The collider began work at 9.30am local time (0730 GMT) with the first protons injected into the 27km, ring-shaped tunnel at the headquarters of the European Organisation for Nuclear Research (Cern).
Scientists monitoring the collider on computer screens burst into applause when Lyn Evans, the project leader, announced: "We've got a beam on the LHC."
More than two thousand scientists from around the world have worked on the project which hopes to observe a particle known as a Higgs Boson, or the "God particle", that scientists hope will explain how particles pick up mass.
The phrase "big bang" was coined in 1949 by Fred Hoyle, a British scientist.
Hoyle was trying to disparage the then emerging theory, which countered his own "steady state" view - that the universe had always existed and was evolving but was not expanding.
The big-bang theory suggests the universe began as a speck at extremely high temperature and density and rapidly expanded and in doing so cooled.

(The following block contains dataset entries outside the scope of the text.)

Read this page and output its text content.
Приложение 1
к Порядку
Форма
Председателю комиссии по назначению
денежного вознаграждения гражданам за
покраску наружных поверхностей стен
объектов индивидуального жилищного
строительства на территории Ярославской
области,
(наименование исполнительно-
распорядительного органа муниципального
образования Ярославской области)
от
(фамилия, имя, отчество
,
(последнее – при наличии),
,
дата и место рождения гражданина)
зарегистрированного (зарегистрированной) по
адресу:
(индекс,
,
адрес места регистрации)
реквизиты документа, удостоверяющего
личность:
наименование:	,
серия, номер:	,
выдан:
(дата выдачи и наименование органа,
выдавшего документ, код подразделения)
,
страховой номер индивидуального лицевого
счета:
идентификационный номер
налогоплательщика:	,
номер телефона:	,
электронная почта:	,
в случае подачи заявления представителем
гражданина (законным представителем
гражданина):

The Higgs was named after Peter Higgs, a British physicist who devised the theory of its existence in 1964.
Archana Sharma, a physicist with Cern, told Al Jazeera that the experiment could be equated to the discovery of X-rays or electricity.

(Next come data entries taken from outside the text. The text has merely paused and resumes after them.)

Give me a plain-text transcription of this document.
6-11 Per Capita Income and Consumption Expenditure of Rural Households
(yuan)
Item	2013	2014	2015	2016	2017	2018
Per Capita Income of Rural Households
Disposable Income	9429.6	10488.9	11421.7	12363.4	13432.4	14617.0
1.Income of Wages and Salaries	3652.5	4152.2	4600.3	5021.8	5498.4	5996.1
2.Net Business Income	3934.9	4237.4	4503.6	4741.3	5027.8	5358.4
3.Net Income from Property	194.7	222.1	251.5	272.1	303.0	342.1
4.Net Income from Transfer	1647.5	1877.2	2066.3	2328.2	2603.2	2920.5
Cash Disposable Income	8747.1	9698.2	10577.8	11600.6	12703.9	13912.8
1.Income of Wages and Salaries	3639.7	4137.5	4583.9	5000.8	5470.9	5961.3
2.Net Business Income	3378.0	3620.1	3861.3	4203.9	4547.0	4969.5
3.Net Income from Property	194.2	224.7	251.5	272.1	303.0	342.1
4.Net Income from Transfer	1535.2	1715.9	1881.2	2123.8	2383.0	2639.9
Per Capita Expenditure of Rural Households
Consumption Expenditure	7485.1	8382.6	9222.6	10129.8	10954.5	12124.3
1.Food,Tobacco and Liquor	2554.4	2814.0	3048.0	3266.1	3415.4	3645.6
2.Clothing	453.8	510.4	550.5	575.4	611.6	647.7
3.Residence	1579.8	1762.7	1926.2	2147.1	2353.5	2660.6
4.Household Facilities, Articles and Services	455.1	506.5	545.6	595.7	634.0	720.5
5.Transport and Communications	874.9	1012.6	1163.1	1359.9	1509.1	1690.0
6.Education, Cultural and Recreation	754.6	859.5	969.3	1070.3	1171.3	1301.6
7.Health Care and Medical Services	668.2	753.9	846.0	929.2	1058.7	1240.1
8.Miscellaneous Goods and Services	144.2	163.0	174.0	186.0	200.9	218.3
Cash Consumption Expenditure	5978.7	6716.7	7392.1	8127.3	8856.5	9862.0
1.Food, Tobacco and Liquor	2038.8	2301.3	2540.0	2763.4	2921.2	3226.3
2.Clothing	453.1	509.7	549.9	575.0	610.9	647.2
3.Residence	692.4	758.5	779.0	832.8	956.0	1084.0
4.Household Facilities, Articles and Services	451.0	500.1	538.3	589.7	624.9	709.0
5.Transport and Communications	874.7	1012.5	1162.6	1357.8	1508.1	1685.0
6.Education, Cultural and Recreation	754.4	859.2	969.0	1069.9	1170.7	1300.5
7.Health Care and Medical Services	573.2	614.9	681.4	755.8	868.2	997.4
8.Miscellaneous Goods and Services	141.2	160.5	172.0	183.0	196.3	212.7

"We are precisely at that kind of moment in science -something new is going to come about," she said.
"In addition, there are theories - to be technical - that explain the universe on the astronomical scale and their are theories that explain it on a subatomic scale... There is a connection between these two where the origin of mass is explained by a mechanism called the Higgs mechanism. Our primary scientific goal is to find the Higgs."

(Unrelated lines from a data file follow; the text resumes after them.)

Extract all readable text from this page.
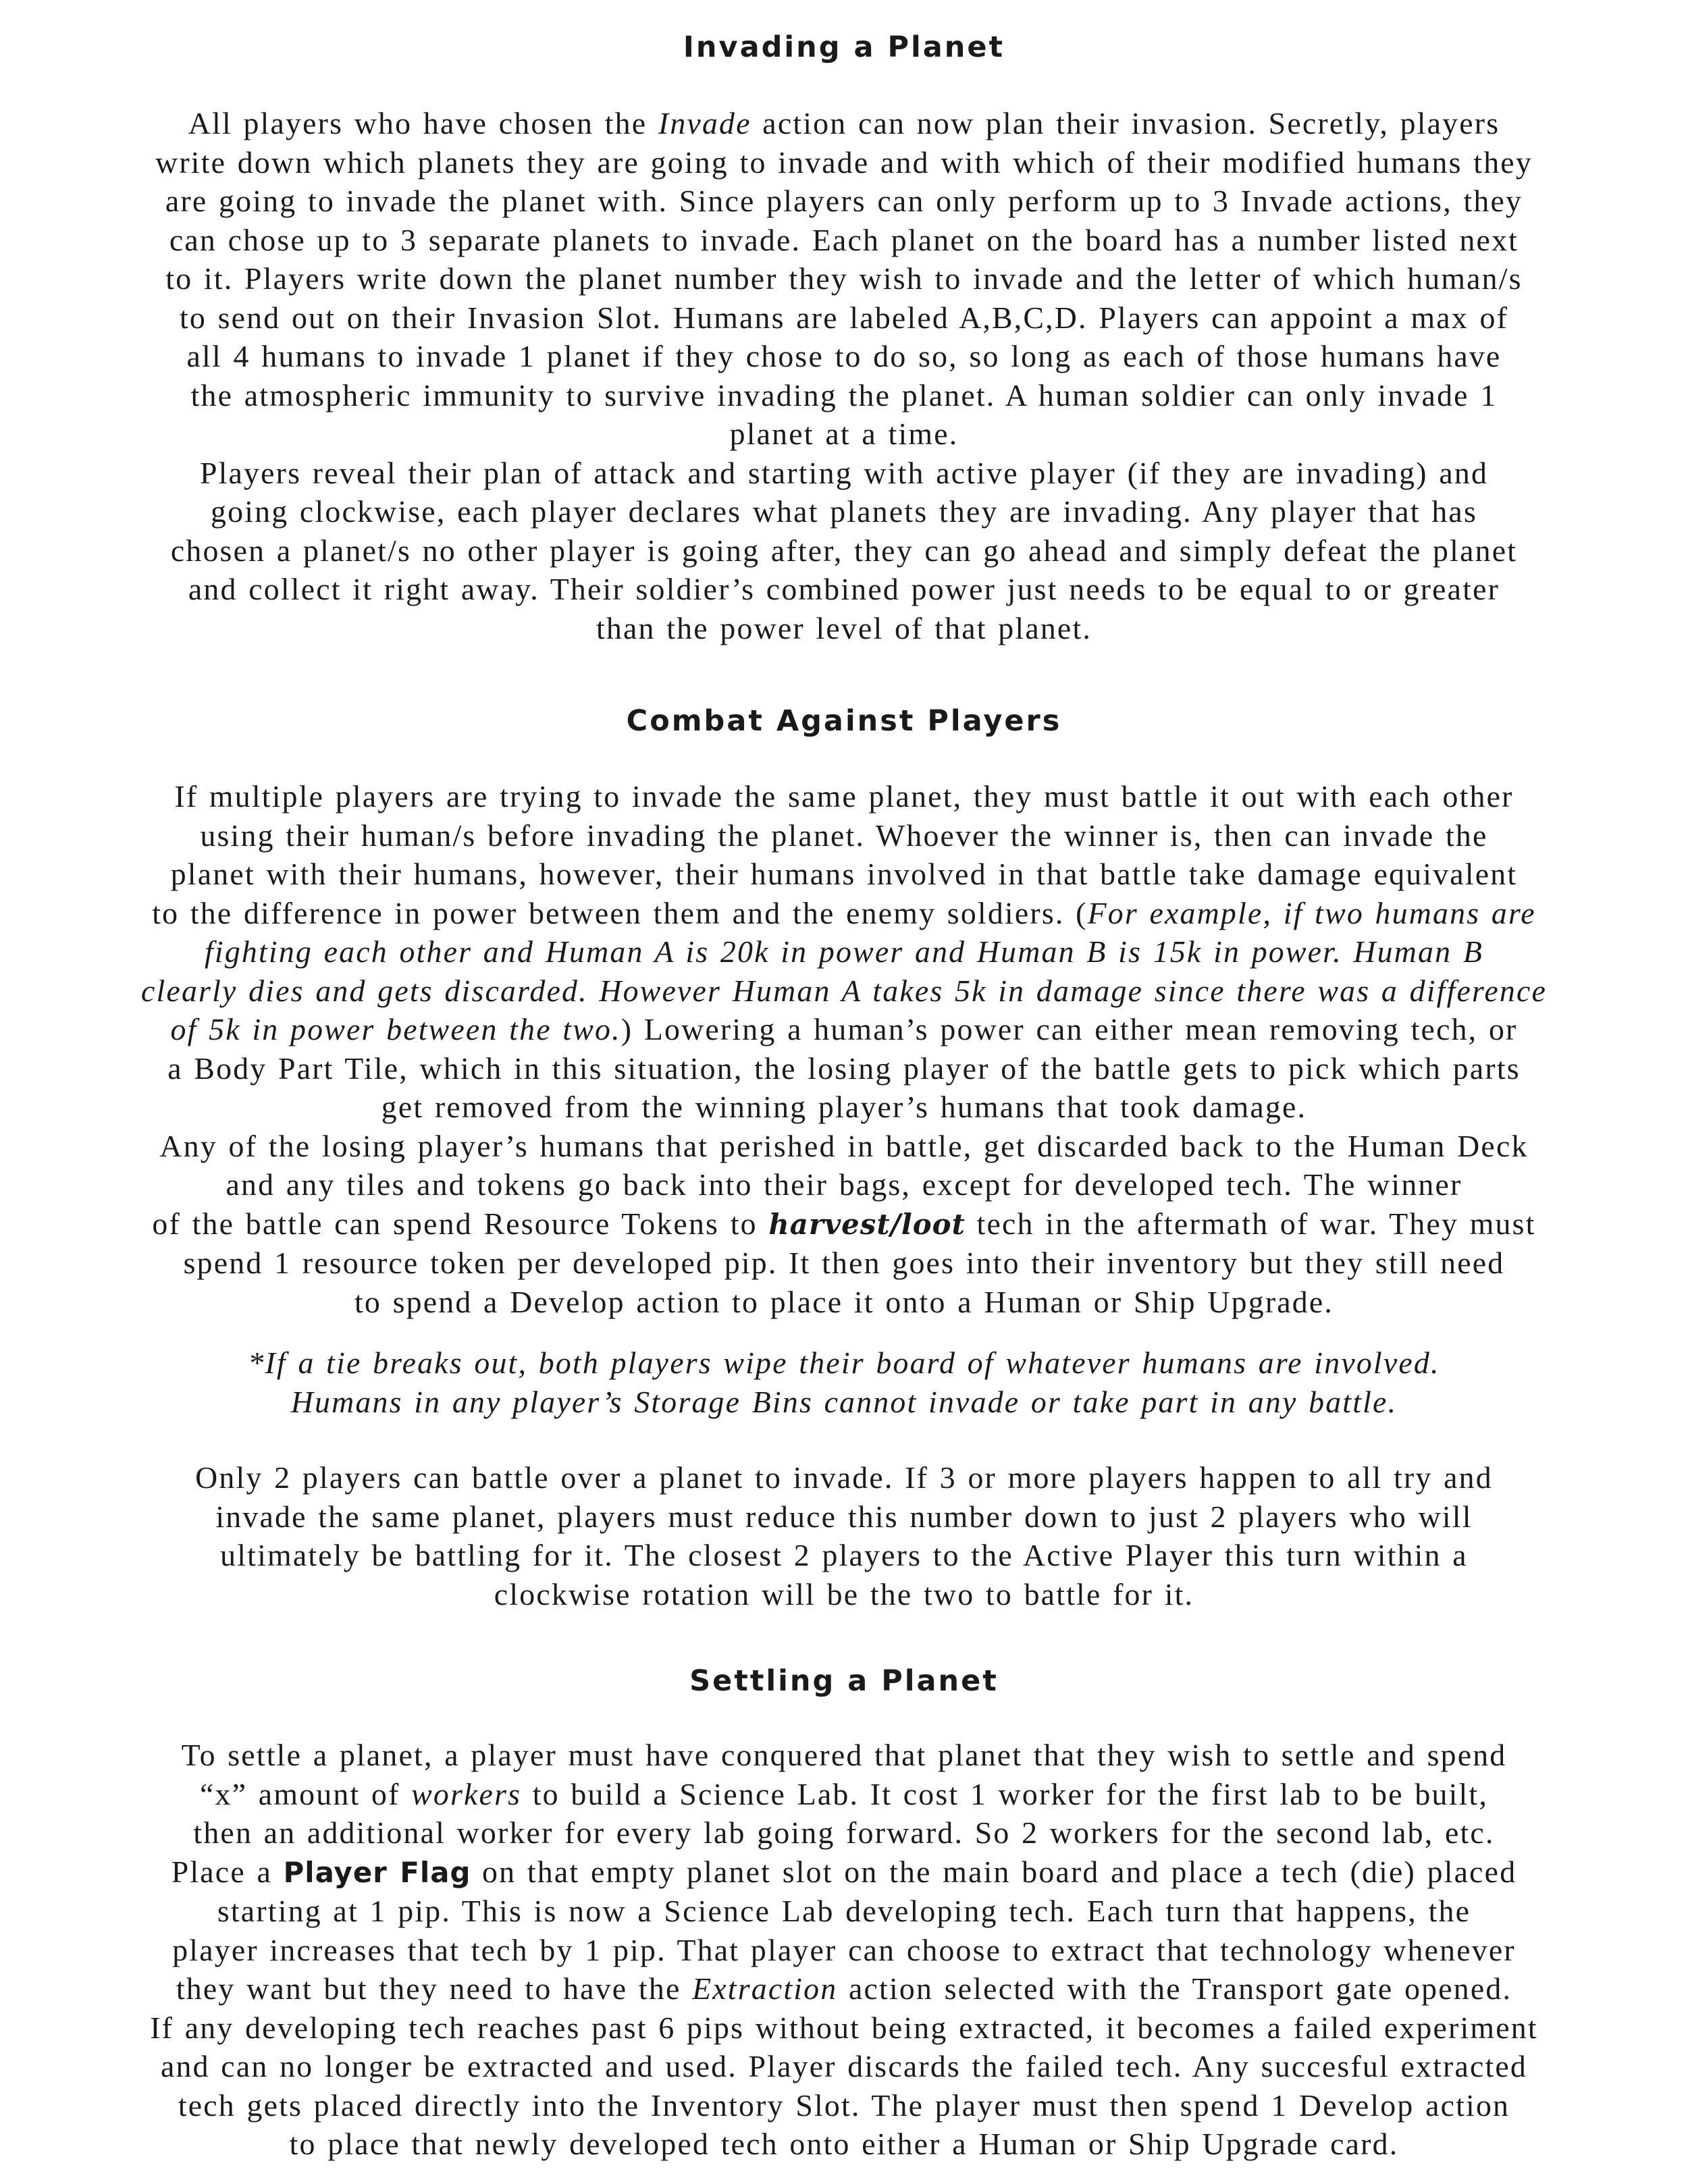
Invading a Planet
All players who have chosen the Invade action can now plan their invasion. Secretly, players
write down which planets they are going to invade and with which of their modified humans they
are going to invade the planet with. Since players can only perform up to 3 Invade actions, they
can chose up to 3 separate planets to invade. Each planet on the board has a number listed next
to it. Players write down the planet number they wish to invade and the letter of which human/s
to send out on their Invasion Slot. Humans are labeled A,B,C,D. Players can appoint a max of
all 4 humans to invade 1 planet if they chose to do so, so long as each of those humans have
the atmospheric immunity to survive invading the planet. A human soldier can only invade 1
planet at a time.
Players reveal their plan of attack and starting with active player (if they are invading) and
going clockwise, each player declares what planets they are invading. Any player that has
chosen a planet/s no other player is going after, they can go ahead and simply defeat the planet
and collect it right away. Their soldier’s combined power just needs to be equal to or greater
than the power level of that planet.
Combat Against Players
If multiple players are trying to invade the same planet, they must battle it out with each other
using their human/s before invading the planet. Whoever the winner is, then can invade the
planet with their humans, however, their humans involved in that battle take damage equivalent
to the difference in power between them and the enemy soldiers. (For example, if two humans are
fighting each other and Human A is 20k in power and Human B is 15k in power. Human B
clearly dies and gets discarded. However Human A takes 5k in damage since there was a difference
of 5k in power between the two.) Lowering a human’s power can either mean removing tech, or
a Body Part Tile, which in this situation, the losing player of the battle gets to pick which parts
get removed from the winning player’s humans that took damage.
Any of the losing player’s humans that perished in battle, get discarded back to the Human Deck
and any tiles and tokens go back into their bags, except for developed tech. The winner
of the battle can spend Resource Tokens to harvest/loot tech in the aftermath of war. They must
spend 1 resource token per developed pip. It then goes into their inventory but they still need
to spend a Develop action to place it onto a Human or Ship Upgrade.
*If a tie breaks out, both players wipe their board of whatever humans are involved.
Humans in any player’s Storage Bins cannot invade or take part in any battle.
Only 2 players can battle over a planet to invade. If 3 or more players happen to all try and
invade the same planet, players must reduce this number down to just 2 players who will
ultimately be battling for it. The closest 2 players to the Active Player this turn within a
clockwise rotation will be the two to battle for it.
Settling a Planet
To settle a planet, a player must have conquered that planet that they wish to settle and spend
“x” amount of workers to build a Science Lab. It cost 1 worker for the first lab to be built,
then an additional worker for every lab going forward. So 2 workers for the second lab, etc.
Place a Player Flag on that empty planet slot on the main board and place a tech (die) placed
starting at 1 pip. This is now a Science Lab developing tech. Each turn that happens, the
player increases that tech by 1 pip. That player can choose to extract that technology whenever
they want but they need to have the Extraction action selected with the Transport gate opened.
If any developing tech reaches past 6 pips without being extracted, it becomes a failed experiment
and can no longer be extracted and used. Player discards the failed tech. Any succesful extracted
tech gets placed directly into the Inventory Slot. The player must then spend 1 Develop action
to place that newly developed tech onto either a Human or Ship Upgrade card.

The collider will send protons in opposite directions along a 27km circuit - the protons will travel the 27km 11,000 times per second - and at four points the protons will intersect and smash together.
Scientists will monitor the collisions and collect data on the particles created by these collisions, which they say will come close to re-enacting the "big bang" - the theory that a colossal explosion created the universe.
The project could also help prove the theory of supersymmetry, a theory in particle physics that suggests every particle has a corresponding partner particle.
The end of the world?
Prior to the launch, the internet was abuzz with rumours that the particle accelerator could create black holes or an as-yet hypothetical particle called a strangelet that would grow and destroy the earth.
A black hole has a gravitational field so powerful that it pulls particles, including light, into itself.
But staff on the project have reject the claims.
"Nothing's going to happen here that's not already happening in nature," Mario Nessi, the projects technical director, said.
Cern says it has commissioned a panel to verify its calculations that such risks are virtually impossible.